The writer creates a new snapshot value and sends the reference to each consumer via a core.async channel. No consumer holds a lock. Each consumer works on its own snapshot — which is not the “current” snapshot but is completely consistent. If the state changes while a consumer is processing, the consumer’s snapshot is unaffected.

The memory overhead: each snapshot shares structure with the previous one. For a state with 10,000 positions, a single fill update creates a new snapshot that differs from the previous one by about 30–50 nodes in the trie (the path from root to the changed leaf). The other 9,999 positions are structurally shared.

When This Works

Single writer, many readers. Persistent data structures shine when writes are rare and reads are frequent. Multiple writers cause CAS retries in swap! — under high write contention, you may want a different approach.

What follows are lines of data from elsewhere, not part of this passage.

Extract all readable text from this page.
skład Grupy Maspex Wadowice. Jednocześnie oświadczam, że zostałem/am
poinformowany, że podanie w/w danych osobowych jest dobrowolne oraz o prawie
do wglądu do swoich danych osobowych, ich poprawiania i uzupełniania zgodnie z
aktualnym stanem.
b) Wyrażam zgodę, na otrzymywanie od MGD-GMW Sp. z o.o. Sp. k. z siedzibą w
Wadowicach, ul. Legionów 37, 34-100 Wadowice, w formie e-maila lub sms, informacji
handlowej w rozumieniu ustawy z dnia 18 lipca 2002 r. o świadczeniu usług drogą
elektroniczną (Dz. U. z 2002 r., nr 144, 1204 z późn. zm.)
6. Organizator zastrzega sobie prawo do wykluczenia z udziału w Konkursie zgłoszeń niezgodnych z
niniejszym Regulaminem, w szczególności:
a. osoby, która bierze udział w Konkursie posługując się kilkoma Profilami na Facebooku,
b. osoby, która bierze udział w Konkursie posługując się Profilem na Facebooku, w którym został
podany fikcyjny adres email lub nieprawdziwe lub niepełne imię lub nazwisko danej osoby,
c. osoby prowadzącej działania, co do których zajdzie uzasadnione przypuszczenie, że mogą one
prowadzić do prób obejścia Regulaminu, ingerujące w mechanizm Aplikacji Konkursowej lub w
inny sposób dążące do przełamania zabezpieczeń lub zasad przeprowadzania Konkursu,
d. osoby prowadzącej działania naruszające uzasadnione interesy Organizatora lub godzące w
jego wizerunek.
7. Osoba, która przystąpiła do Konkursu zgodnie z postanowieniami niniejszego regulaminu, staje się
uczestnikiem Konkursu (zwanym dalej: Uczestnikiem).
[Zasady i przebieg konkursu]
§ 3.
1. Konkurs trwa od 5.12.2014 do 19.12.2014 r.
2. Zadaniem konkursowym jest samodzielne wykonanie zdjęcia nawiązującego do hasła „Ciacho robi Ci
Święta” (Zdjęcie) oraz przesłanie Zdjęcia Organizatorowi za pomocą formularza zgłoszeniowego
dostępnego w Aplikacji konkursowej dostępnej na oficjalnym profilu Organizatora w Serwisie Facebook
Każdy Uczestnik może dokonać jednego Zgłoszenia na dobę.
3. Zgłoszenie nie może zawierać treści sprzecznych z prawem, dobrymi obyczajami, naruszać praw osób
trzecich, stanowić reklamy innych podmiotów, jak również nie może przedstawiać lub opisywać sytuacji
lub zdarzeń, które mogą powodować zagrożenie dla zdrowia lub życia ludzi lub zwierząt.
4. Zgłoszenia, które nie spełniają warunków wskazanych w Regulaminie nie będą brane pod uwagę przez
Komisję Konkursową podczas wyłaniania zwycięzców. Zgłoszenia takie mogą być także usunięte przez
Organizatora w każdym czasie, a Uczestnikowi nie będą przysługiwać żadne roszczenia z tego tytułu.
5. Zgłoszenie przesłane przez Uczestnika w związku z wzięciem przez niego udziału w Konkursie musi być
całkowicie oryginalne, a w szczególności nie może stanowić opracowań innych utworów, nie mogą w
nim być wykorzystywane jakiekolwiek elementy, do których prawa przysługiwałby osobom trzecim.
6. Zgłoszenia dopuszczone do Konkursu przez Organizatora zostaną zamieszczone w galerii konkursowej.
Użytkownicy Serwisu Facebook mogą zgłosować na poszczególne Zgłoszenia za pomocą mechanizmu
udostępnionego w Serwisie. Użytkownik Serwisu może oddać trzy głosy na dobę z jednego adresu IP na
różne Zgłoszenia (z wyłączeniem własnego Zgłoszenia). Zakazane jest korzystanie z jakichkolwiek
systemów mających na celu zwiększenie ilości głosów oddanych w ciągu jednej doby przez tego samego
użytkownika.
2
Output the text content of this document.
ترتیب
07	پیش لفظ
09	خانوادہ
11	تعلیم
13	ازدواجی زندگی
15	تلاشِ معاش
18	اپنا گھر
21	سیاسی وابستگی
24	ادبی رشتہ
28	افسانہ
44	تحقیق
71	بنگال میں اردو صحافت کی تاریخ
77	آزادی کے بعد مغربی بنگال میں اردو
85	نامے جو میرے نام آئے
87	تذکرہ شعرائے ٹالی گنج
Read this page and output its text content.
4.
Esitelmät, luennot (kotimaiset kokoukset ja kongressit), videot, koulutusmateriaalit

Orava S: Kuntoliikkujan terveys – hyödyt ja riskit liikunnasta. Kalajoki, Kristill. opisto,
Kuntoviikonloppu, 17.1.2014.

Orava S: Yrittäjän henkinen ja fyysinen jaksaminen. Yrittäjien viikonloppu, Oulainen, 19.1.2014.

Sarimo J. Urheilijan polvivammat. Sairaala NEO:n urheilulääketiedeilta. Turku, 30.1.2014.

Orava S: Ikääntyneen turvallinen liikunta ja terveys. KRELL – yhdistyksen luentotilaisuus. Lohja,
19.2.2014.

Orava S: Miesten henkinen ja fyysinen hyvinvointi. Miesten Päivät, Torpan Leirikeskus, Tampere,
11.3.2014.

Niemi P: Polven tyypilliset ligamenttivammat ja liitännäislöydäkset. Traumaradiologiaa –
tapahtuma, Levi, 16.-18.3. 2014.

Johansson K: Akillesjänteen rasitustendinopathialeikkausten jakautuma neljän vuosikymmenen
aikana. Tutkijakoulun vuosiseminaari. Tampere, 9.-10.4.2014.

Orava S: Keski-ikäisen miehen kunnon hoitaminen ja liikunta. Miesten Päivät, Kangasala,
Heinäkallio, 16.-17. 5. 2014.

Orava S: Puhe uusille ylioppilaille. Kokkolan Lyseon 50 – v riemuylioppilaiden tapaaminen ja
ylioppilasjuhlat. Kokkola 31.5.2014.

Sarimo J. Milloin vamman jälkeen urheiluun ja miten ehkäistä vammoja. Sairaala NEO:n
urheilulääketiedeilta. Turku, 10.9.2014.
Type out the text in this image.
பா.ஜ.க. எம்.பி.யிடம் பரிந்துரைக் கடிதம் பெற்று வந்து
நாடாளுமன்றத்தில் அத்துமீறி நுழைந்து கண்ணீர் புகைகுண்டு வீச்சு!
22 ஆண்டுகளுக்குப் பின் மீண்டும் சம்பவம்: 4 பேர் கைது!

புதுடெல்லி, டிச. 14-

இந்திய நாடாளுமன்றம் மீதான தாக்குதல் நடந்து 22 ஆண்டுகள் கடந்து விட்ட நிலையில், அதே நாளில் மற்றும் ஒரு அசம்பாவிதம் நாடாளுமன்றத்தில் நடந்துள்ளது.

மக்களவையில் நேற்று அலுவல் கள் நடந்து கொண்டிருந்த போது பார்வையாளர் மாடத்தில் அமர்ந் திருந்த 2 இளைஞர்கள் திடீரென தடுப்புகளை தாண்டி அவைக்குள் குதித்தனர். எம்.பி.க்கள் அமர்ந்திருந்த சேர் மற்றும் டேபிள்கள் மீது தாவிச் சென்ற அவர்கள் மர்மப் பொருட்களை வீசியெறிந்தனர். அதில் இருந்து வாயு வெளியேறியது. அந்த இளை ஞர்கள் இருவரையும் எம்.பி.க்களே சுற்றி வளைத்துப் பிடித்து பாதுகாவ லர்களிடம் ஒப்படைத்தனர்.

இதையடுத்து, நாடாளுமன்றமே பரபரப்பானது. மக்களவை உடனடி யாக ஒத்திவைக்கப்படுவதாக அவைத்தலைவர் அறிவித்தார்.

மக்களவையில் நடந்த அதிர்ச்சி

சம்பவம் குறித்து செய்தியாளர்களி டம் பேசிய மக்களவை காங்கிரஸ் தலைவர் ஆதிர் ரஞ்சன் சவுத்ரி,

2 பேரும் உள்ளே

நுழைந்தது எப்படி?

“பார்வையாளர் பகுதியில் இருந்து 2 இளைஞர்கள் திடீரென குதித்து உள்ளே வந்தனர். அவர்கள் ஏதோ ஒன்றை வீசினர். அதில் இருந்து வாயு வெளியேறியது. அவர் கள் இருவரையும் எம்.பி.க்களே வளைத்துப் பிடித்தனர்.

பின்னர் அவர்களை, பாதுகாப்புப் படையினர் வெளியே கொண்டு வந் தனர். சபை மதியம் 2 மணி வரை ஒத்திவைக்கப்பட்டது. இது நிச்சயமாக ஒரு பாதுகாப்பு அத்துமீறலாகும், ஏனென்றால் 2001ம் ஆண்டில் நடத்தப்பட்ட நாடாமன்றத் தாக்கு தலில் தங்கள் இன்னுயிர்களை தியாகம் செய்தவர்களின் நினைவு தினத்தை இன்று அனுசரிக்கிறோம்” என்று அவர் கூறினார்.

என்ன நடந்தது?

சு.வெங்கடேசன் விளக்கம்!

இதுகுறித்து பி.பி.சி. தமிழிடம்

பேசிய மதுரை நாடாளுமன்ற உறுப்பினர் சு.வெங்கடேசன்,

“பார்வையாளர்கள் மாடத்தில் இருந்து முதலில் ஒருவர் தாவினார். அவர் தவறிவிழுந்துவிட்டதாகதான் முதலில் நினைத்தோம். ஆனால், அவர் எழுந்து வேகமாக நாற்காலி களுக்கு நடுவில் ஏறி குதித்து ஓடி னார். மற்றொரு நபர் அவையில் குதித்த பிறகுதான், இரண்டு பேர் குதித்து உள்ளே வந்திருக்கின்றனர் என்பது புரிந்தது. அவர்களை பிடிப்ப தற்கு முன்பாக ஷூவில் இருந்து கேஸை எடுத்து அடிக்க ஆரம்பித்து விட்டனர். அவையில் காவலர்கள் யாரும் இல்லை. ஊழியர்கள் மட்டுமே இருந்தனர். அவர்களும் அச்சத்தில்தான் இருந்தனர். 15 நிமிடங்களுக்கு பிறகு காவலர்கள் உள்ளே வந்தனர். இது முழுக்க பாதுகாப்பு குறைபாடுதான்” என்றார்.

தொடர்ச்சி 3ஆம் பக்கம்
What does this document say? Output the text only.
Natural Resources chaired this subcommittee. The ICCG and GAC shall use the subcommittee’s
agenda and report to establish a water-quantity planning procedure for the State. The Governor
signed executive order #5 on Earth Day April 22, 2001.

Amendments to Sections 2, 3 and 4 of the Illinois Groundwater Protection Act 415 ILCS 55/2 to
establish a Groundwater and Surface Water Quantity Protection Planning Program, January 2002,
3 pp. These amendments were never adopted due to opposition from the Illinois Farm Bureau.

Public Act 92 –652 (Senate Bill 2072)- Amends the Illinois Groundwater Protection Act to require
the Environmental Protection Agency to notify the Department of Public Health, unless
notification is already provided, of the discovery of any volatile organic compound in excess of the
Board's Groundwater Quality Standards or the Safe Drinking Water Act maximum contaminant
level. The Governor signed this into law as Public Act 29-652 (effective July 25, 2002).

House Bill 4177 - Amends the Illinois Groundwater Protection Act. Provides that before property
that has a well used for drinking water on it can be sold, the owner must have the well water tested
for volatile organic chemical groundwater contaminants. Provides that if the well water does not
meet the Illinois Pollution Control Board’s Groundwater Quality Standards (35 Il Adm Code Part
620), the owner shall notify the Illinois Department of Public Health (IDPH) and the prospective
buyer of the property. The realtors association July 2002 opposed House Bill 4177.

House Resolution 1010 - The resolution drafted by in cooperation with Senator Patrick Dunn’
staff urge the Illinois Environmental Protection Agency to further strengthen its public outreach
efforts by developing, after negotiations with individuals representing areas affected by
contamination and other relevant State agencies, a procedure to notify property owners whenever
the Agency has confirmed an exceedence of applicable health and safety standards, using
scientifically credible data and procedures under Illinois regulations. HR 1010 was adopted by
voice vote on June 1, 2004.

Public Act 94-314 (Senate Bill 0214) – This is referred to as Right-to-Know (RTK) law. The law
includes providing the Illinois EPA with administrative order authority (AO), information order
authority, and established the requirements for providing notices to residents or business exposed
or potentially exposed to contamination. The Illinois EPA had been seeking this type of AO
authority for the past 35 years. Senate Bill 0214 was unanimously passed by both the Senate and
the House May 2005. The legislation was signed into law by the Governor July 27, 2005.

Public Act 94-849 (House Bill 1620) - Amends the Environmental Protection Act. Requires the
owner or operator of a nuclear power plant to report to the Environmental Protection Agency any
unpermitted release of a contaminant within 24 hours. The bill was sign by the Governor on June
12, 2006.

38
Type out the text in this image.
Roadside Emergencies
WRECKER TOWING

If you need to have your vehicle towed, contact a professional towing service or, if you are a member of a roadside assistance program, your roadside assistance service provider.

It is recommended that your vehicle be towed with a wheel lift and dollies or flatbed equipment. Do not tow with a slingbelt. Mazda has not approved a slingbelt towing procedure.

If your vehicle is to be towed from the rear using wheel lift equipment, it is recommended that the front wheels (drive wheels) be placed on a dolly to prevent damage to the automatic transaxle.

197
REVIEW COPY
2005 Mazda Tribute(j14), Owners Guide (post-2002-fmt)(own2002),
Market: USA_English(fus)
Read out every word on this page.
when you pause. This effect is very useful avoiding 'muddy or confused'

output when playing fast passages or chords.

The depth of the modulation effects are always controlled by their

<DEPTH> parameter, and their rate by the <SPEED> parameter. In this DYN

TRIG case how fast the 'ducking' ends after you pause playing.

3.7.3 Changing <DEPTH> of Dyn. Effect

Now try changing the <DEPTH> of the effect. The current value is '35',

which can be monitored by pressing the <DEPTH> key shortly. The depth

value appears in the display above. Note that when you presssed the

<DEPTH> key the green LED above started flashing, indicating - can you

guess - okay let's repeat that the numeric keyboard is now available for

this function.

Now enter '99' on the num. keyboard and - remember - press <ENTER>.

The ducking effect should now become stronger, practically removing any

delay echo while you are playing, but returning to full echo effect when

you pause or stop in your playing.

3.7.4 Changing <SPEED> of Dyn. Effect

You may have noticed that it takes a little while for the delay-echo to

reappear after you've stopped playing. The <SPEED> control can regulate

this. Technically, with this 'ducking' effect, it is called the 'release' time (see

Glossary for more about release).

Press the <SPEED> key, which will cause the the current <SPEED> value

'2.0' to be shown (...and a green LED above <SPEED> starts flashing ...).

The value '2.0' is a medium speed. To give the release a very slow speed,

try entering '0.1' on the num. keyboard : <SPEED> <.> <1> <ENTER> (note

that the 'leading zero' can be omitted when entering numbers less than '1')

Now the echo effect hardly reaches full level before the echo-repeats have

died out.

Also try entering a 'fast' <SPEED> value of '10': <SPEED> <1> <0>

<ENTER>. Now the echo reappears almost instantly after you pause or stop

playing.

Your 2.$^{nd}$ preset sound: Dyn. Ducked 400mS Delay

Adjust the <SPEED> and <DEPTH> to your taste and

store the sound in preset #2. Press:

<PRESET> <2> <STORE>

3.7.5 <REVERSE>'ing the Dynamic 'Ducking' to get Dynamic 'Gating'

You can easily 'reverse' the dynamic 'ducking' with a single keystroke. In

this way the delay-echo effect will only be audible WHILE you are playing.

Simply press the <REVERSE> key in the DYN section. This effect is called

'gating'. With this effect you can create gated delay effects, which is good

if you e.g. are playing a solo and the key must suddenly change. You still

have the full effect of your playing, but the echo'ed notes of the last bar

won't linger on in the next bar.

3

Moderate update rate. For thousands of updates per second, the allocation pressure from creating new versions matters. For hundreds of updates per second, it doesn’t.

Snapshot-consistent reads. If readers need to see a consistent view of the entire state (not just individual fields), persistent data structures provide this naturally. With mutable state, you’d need a read lock that covers the entire state.

Audit history. If you keep references to previous snapshots (in a log, for example), you get automatic immutable history. Each state version is a value you can compare, serialize, or replay.


Persistent data structures are a tradeoff. They’re slower per operation, allocate more, and require understanding the structural sharing model. In return they give you lock-free concurrent reads, snapshot consistency, and freedom from the class of bugs that come from shared mutable state. For the risk system — where correctness under concurrency was more important than raw throughput — they were the right choice.